Mahkemesi : Bursa 1. İş Mahkemesi
Tarihi : 20.06.2013
No : 2012/3-2013/369

Davacı; 01.03.1982-01.08.1983 tarihleri arasındaki döneme ait sigorta primlerinin babası olan dava dışı işveren A. K. tarafından ödenmesine rağmen davalı Kurum tarafından kendisinin 02.08.1983 tarihinden itibaren sigortalı sayıldığını belirterek 01.03.1982-01.08.1983 tarihleri arasında 506 Sayılı Yasaya tabi olarak çalıştığının tespitini talep etmiştir.
Mahkemece, ilamında belirtildiği şekilde davanın kabulüne karar verilmiştir.
Hükmün, davalı Kurum vekili tarafından temyiz edilmesi üzerine, temyiz isteğinin süresinde olduğu anlaşıldıktan ve Tetkik Hakimi tarafından düzenlenen raporla dosyadaki kağıtlar okunduktan sonra işin gereği düşünüldü ve aşağıdaki karar tespit edildi.

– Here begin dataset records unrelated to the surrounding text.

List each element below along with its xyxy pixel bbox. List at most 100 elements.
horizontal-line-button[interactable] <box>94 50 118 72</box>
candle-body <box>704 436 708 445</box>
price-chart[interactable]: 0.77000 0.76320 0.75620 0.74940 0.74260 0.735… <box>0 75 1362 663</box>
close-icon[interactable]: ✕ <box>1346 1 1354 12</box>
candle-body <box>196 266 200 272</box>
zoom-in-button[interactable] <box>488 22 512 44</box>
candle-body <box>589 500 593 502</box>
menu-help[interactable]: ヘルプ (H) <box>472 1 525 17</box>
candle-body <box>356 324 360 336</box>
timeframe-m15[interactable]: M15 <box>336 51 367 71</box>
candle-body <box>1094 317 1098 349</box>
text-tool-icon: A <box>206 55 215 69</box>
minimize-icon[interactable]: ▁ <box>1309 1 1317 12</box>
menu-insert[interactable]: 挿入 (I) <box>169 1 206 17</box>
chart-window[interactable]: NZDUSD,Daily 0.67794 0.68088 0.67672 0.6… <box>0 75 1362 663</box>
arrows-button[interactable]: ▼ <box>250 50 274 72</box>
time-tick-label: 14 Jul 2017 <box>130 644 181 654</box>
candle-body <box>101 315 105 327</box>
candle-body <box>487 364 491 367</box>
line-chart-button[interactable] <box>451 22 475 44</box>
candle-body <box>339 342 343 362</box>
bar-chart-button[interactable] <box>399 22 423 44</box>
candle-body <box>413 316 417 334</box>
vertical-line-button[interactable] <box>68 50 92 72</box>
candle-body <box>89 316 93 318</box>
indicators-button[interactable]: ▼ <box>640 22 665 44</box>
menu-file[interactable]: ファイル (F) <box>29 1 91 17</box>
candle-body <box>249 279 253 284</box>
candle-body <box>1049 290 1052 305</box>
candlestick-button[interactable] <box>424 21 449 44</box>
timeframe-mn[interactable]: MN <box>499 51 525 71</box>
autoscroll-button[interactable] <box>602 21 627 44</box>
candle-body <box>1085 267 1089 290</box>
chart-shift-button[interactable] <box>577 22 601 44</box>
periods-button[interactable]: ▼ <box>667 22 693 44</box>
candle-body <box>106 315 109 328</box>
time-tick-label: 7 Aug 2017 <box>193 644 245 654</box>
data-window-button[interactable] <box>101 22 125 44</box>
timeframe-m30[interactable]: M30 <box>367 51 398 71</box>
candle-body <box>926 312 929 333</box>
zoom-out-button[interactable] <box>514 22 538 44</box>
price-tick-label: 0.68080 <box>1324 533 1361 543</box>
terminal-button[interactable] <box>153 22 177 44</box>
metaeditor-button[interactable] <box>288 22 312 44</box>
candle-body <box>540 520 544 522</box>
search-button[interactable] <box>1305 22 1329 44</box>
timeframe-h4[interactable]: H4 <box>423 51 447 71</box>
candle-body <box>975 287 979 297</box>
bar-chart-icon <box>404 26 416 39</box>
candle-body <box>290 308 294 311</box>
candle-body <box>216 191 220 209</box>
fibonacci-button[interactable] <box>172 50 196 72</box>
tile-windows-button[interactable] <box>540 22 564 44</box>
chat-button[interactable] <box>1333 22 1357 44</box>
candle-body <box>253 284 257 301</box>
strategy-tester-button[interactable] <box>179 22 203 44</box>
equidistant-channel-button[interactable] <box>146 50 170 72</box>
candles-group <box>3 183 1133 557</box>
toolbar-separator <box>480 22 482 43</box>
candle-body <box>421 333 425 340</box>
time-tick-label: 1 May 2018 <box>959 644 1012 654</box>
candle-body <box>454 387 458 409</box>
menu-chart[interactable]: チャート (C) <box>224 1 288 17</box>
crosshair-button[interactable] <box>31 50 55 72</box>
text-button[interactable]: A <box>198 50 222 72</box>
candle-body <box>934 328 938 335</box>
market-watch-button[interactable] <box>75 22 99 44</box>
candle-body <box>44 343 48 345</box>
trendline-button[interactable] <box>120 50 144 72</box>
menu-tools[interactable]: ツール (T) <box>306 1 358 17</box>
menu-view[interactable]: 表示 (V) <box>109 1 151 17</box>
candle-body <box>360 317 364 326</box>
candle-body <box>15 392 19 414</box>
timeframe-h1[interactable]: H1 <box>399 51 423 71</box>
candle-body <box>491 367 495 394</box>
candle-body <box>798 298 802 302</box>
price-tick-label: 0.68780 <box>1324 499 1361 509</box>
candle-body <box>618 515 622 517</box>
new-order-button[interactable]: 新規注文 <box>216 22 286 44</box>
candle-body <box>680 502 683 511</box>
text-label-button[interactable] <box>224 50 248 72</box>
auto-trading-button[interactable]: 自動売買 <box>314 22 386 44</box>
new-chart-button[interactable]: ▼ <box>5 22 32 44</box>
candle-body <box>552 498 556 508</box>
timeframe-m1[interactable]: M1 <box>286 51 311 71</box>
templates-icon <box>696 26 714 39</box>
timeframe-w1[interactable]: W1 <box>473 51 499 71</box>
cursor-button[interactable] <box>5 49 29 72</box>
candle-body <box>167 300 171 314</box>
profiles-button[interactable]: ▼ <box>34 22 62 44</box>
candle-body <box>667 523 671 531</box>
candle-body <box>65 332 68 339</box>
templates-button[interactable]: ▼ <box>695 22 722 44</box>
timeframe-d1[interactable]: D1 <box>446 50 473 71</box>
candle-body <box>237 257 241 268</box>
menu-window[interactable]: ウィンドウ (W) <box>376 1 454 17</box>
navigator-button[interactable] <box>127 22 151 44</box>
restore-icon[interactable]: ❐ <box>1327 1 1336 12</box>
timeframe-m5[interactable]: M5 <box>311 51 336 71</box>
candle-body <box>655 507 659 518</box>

506 sayılı Kanunun 4.maddesi ile “sigortalıları çalıştıran gerçek ve tüzel kişiler” işveren olarak tanımlanmıştır. ”Çalıştıran” olgusu, tespiti istenen sürelere ilişkin hizmet akdinin tarafı konumunda olan ve hizmet akdini düzenleyen “işvereni” ifade etmektedir. Hizmet tespitine yönelik davanın da işverene karşı açılması gerekir. Kaldı ki, anılan Yasanın 79/10. maddesine göre, bu tür tespit davalarının sigortalıyı fiilen çalıştıran işverenlere yöneltmesi gerekir.
Dava, hizmet tespiti istemine ilişkin olup, işverene husumet yöneltilmemiştir. Mahkemece, davacının dava dışı işyerinde çalıştığının kabul edilmesi karşısında, davanın işverenin de hak alanını ilgilendirmesi nedeniyle, işverene usulüne uygun şekilde husumet yöneltilmeli, göstereceği bütün deliller toplandıktan sonra, davacının talebi değerlendirilmelidir. Husumet dava şartı olup, kamu düzenine ilişkin bulunduğundan, yargılamanın her aşamasında mahkemece re’sen gözetilmesi gereken bir husustur.
Yukarıda açıklanan bilgiler ışığında inceleme konusu dava değerlendirildiğinde; öncelikle, işverene HMK’nun 124. maddesindeki düzenleme gözetilerek husumet yöneltilmesi sağlandıktan sonra işin esasına girilip, sonucuna göre bir karar verilmesi gerekirken yazılı şekilde karar verilmiş olması, usul ve yasaya aykırıdır.

O hâlde, davalı Kurum vekilinin bu yönleri amaçlayan temyiz itirazları kabul edilmeli, sair yönler incelenmeksizin hüküm bozulmalıdır.
SONUÇ : Temyiz edilen hükmün yukarıda açıklanan nedenlerle BOZULMASINA, 06.03.2014 gününde oybirliğiyle karar verildi.